Surtout, « pour les IA à haut risque, le régime de responsabilité va être le même que celui sur les produits défectueux, ce qui signifie des amendes élevées ainsi qu'une charge de la preuve allégée pour la personne qui se plaindra d'un dommage. Par exemple, si une personne meurt parce que le système d'IA chargé de doser son traitement médical a commis une erreur, il suffira de faire un lien d'apparence pour engager la responsabilité de l'éditeur de cette IA. C'est un changement majeur dont on ne mesure pas encore très bien les conséquences », note Eric le Quellenec, avocat chez Simmons & Simmons.
La France a fait pression pour un texte moins restrictif
Suite à l'émergence de l'IA générative, une autre catégorie a été ajoutée, celle des modèles dits systémiques, comme ChatGPT ou Google Gemini. Les entreprises qui proposent ces technologies devront en évaluer et atténuer les risques, suivre et signaler à la Commission les incidents graves, offrir des garanties en matière de cybersécurité et fournir des informations sur la consommation d'énergie de leurs modèles.
La France, qui voulait la suppression de toute contrainte supplémentaire pesant sur les IA génératives, par crainte qu'un texte trop restrictif ne nuise aux entreprises européennes (et en particulier à Mistral AI), n'a pas obtenu gain de cause mais est parvenue à faire en sorte que les restrictions les plus lourdes ne s'appliquent qu'à une poignée de modèles très puissants.
Un texte trop timide sur la désinformation permise par l'IA ?
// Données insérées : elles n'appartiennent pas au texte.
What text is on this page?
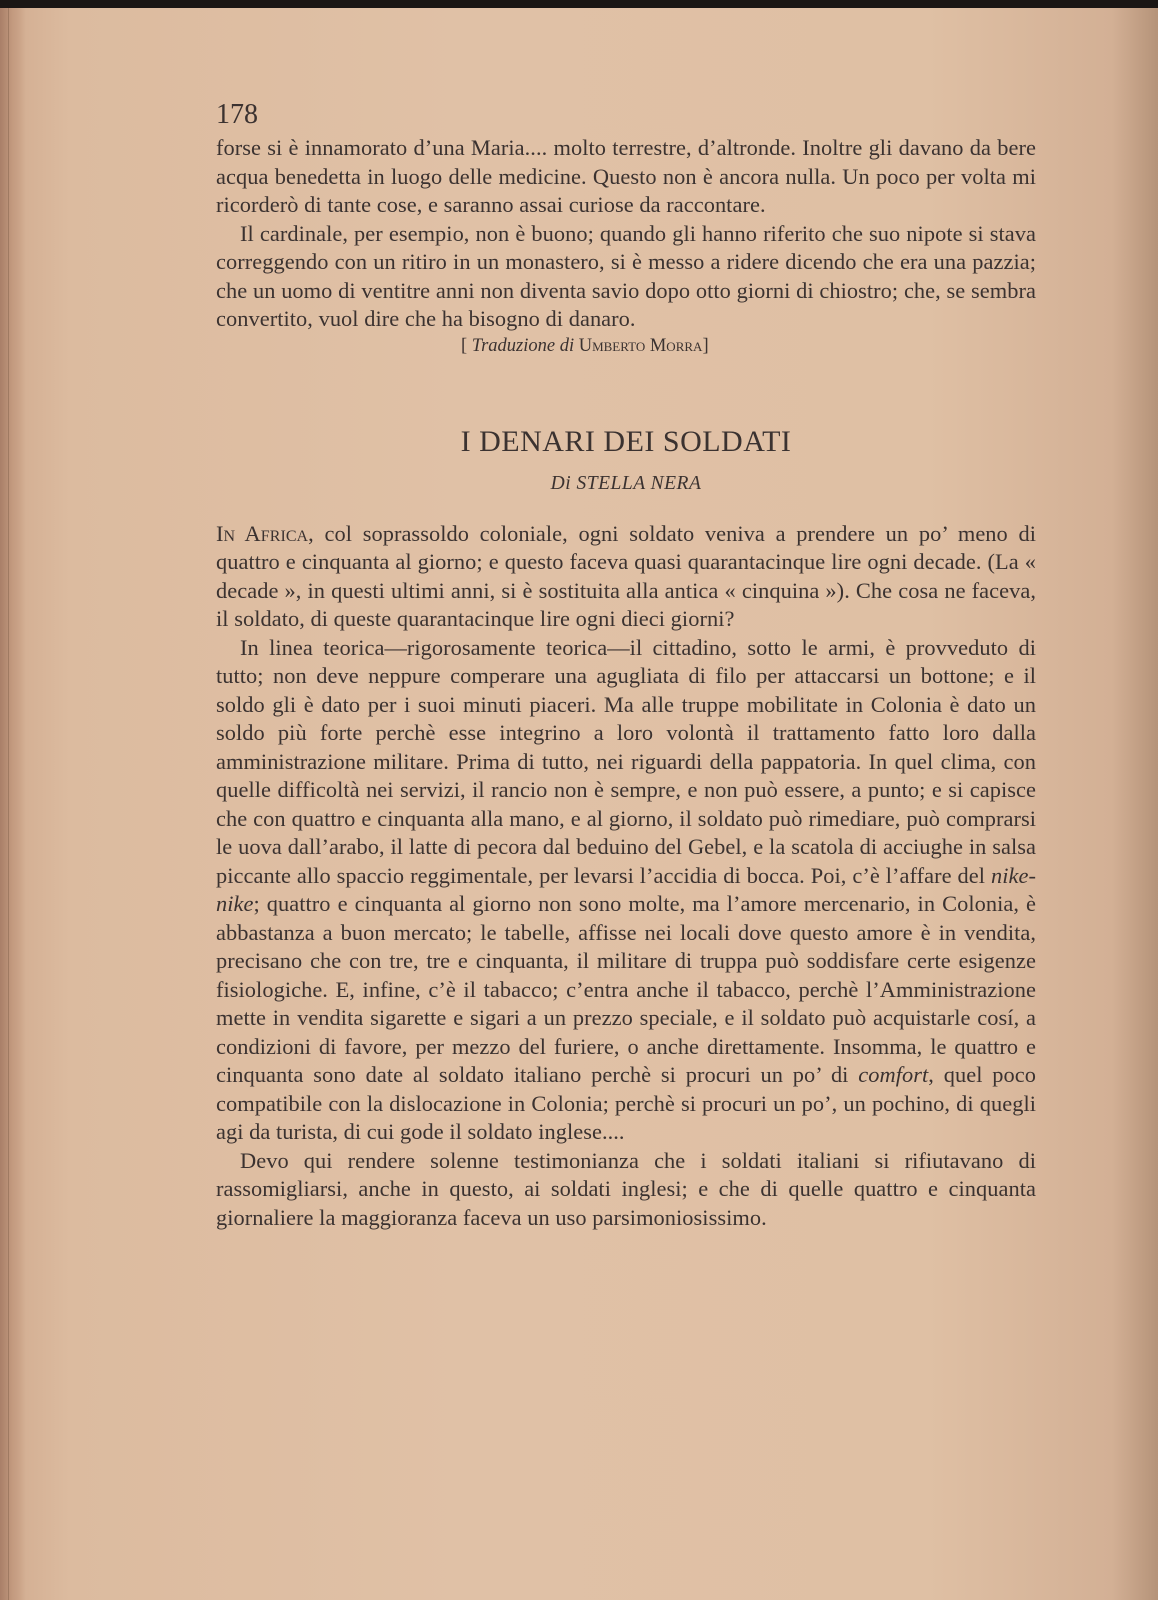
178

forse si è innamorato d’una Maria.... molto terrestre, d’altronde. Inoltre gli davano da bere acqua benedetta in luogo delle medicine. Questo non è ancora nulla. Un poco per volta mi ricorderò di tante cose, e saranno assai curiose da raccontare.

Il cardinale, per esempio, non è buono; quando gli hanno riferito che suo nipote si stava correggendo con un ritiro in un monastero, si è messo a ridere dicendo che era una pazzia; che un uomo di ventitre anni non diventa savio dopo otto giorni di chiostro; che, se sembra convertito, vuol dire che ha bisogno di danaro.

[ Traduzione di Umberto Morra]
I DENARI DEI SOLDATI
Di STELLA NERA

In Africa, col soprassoldo coloniale, ogni soldato veniva a prendere un po’ meno di quattro e cinquanta al giorno; e questo faceva quasi quarantacinque lire ogni decade. (La « decade », in questi ultimi anni, si è sostituita alla antica « cinquina »). Che cosa ne faceva, il soldato, di queste quarantacinque lire ogni dieci giorni?

In linea teorica—rigorosamente teorica—il cittadino, sotto le armi, è provveduto di tutto; non deve neppure comperare una agugliata di filo per attaccarsi un bottone; e il soldo gli è dato per i suoi minuti piaceri. Ma alle truppe mobilitate in Colonia è dato un soldo più forte perchè esse integrino a loro volontà il trattamento fatto loro dalla amministrazione militare. Prima di tutto, nei riguardi della pappatoria. In quel clima, con quelle difficoltà nei servizi, il rancio non è sempre, e non può essere, a punto; e si capisce che con quattro e cinquanta alla mano, e al giorno, il soldato può rimediare, può comprarsi le uova dall’arabo, il latte di pecora dal beduino del Gebel, e la scatola di acciughe in salsa piccante allo spaccio reggimentale, per levarsi l’accidia di bocca. Poi, c’è l’affare del nike-nike; quattro e cinquanta al giorno non sono molte, ma l’amore mercenario, in Colonia, è abbastanza a buon mercato; le tabelle, affisse nei locali dove questo amore è in vendita, precisano che con tre, tre e cinquanta, il militare di truppa può soddisfare certe esigenze fisiologiche. E, infine, c’è il tabacco; c’entra anche il tabacco, perchè l’Amministrazione mette in vendita sigarette e sigari a un prezzo speciale, e il soldato può acquistarle cosí, a condizioni di favore, per mezzo del furiere, o anche direttamente. Insomma, le quattro e cinquanta sono date al soldato italiano perchè si procuri un po’ di comfort, quel poco compatibile con la dislocazione in Colonia; perchè si procuri un po’, un pochino, di quegli agi da turista, di cui gode il soldato inglese....

Devo qui rendere solenne testimonianza che i soldati italiani si rifiutavano di rassomigliarsi, anche in questo, ai soldati inglesi; e che di quelle quattro e cinquanta giornaliere la maggioranza faceva un uso parsimoniosissimo.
Pour Katharina Zügel, qui a participé à la rédaction d'un récent rapport sur l'IA publié par le Forum sur l'Information et la Démocratie, l'IA Act est un pas dans la bonne direction qui permet au pouvoir politique de reprendre le contrôle sur l'évolution de l'IA. « Cela montre que les démocraties ont aussi leur mot à dire dans l'élaboration de ces systèmes d'IA qui ont aujourd'hui un impact majeur sur toute la société. Les entreprises privées ne peuvent pas être les seules aux manettes », confie-t-elle à La Tribune.
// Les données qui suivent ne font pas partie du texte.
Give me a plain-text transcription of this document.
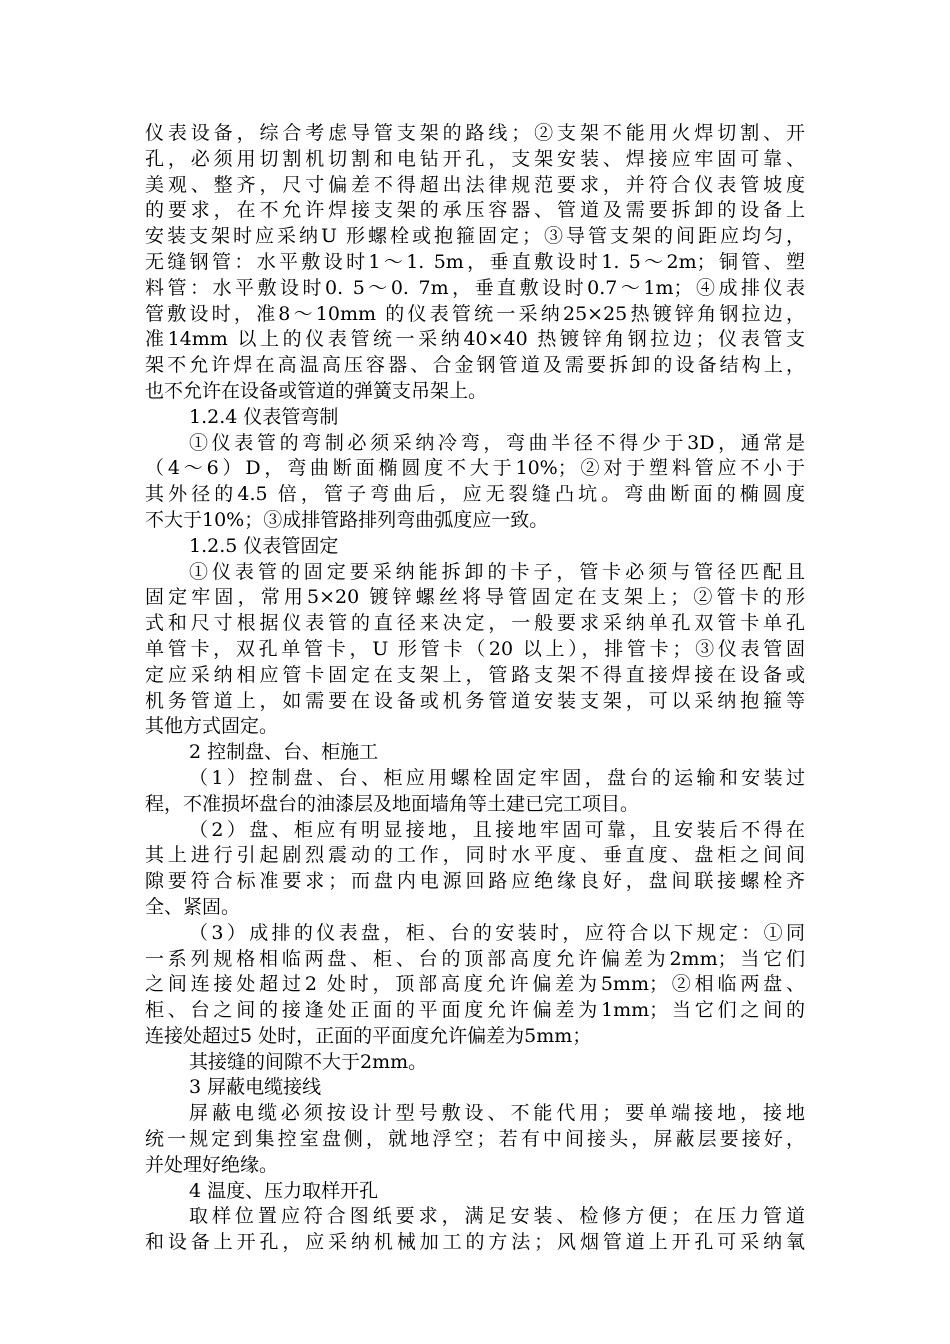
仪表设备，综合考虑导管支架的路线；②支架不能用火焊切割、开
孔，必须用切割机切割和电钻开孔，支架安装、焊接应牢固可靠、
美观、整齐，尺寸偏差不得超出法律规范要求，并符合仪表管坡度
的要求，在不允许焊接支架的承压容器、管道及需要拆卸的设备上
安装支架时应采纳U 形螺栓或抱箍固定；③导管支架的间距应均匀，
无缝钢管：水平敷设时1～1. 5m，垂直敷设时1. 5～2m；铜管、塑
料管：水平敷设时0. 5～0. 7m，垂直敷设时0.7～1m；④成排仪表
管敷设时，准8～10mm 的仪表管统一采纳25×25热镀锌角钢拉边，
准14mm 以上的仪表管统一采纳40×40 热镀锌角钢拉边；仪表管支
架不允许焊在高温高压容器、合金钢管道及需要拆卸的设备结构上，
也不允许在设备或管道的弹簧支吊架上。
1.2.4 仪表管弯制
①仪表管的弯制必须采纳冷弯，弯曲半径不得少于3D，通常是
（4～6）D，弯曲断面椭圆度不大于10%；②对于塑料管应不小于
其外径的4.5 倍，管子弯曲后，应无裂缝凸坑。弯曲断面的椭圆度
不大于10%；③成排管路排列弯曲弧度应一致。
1.2.5 仪表管固定
①仪表管的固定要采纳能拆卸的卡子，管卡必须与管径匹配且
固定牢固，常用5×20 镀锌螺丝将导管固定在支架上；②管卡的形
式和尺寸根据仪表管的直径来决定，一般要求采纳单孔双管卡单孔
单管卡，双孔单管卡，U 形管卡（20 以上），排管卡；③仪表管固
定应采纳相应管卡固定在支架上，管路支架不得直接焊接在设备或
机务管道上，如需要在设备或机务管道安装支架，可以采纳抱箍等
其他方式固定。
2 控制盘、台、柜施工
（1）控制盘、台、柜应用螺栓固定牢固，盘台的运输和安装过
程，不准损坏盘台的油漆层及地面墙角等土建已完工项目。
（2）盘、柜应有明显接地，且接地牢固可靠，且安装后不得在
其上进行引起剧烈震动的工作，同时水平度、垂直度、盘柜之间间
隙要符合标准要求；而盘内电源回路应绝缘良好，盘间联接螺栓齐
全、紧固。
（3）成排的仪表盘，柜、台的安装时，应符合以下规定：①同
一系列规格相临两盘、柜、台的顶部高度允许偏差为2mm；当它们
之间连接处超过2 处时，顶部高度允许偏差为5mm；②相临两盘、
柜、台之间的接逢处正面的平面度允许偏差为1mm；当它们之间的
连接处超过5 处时，正面的平面度允许偏差为5mm；
其接缝的间隙不大于2mm。
3 屏蔽电缆接线
屏蔽电缆必须按设计型号敷设、不能代用；要单端接地，接地
统一规定到集控室盘侧，就地浮空；若有中间接头，屏蔽层要接好，
并处理好绝缘。
4 温度、压力取样开孔
取样位置应符合图纸要求，满足安装、检修方便；在压力管道
和设备上开孔，应采纳机械加工的方法；风烟管道上开孔可采纳氧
Elle regrette toutefois que le texte se montre timide sur les possibilités d'utiliser l'IA, et en particulier l'IA générative, au service de la désinformation, alors que plus de 60 élections différentes doivent avoir lieu dans le monde cette année. « Les systèmes d'IA utilisés dans l'espace informationnel devraient à mon sens être catégorisés à haut risque, ce qui n'est pas explicitement le cas dans le texte qui a été voté. La Commission, qui a compétence pour modifier les cas d'usages des systèmes à haut risque, pourrait les faire basculer dans cette catégorie en considérant qu'ils ont un impact sur les droits fondamentaux. »
Concernant les deepfakes ou hypertrucages, le texte introduit en outre l'obligation d'étiqueter comme tel tout contenu produit par une IA, une technique baptisée watermarking, qui vise à empêcher les contenus trompeurs. D'autres éléments concernant la diffusion de l'information sont en outre couverts par le Digital Services Act (DSA), entré en application mi-février.
Toutefois « en matière de recours juridiques face aux deepfakes, pour les personnes qui en sont victimes, l'IA Act n'apporte rien. Quand on voit l'efficacité et la vitesse de propagation de ces techniques d'influence, il n'en fait donc sans doute pas assez », affirme Eric Le Quellenec.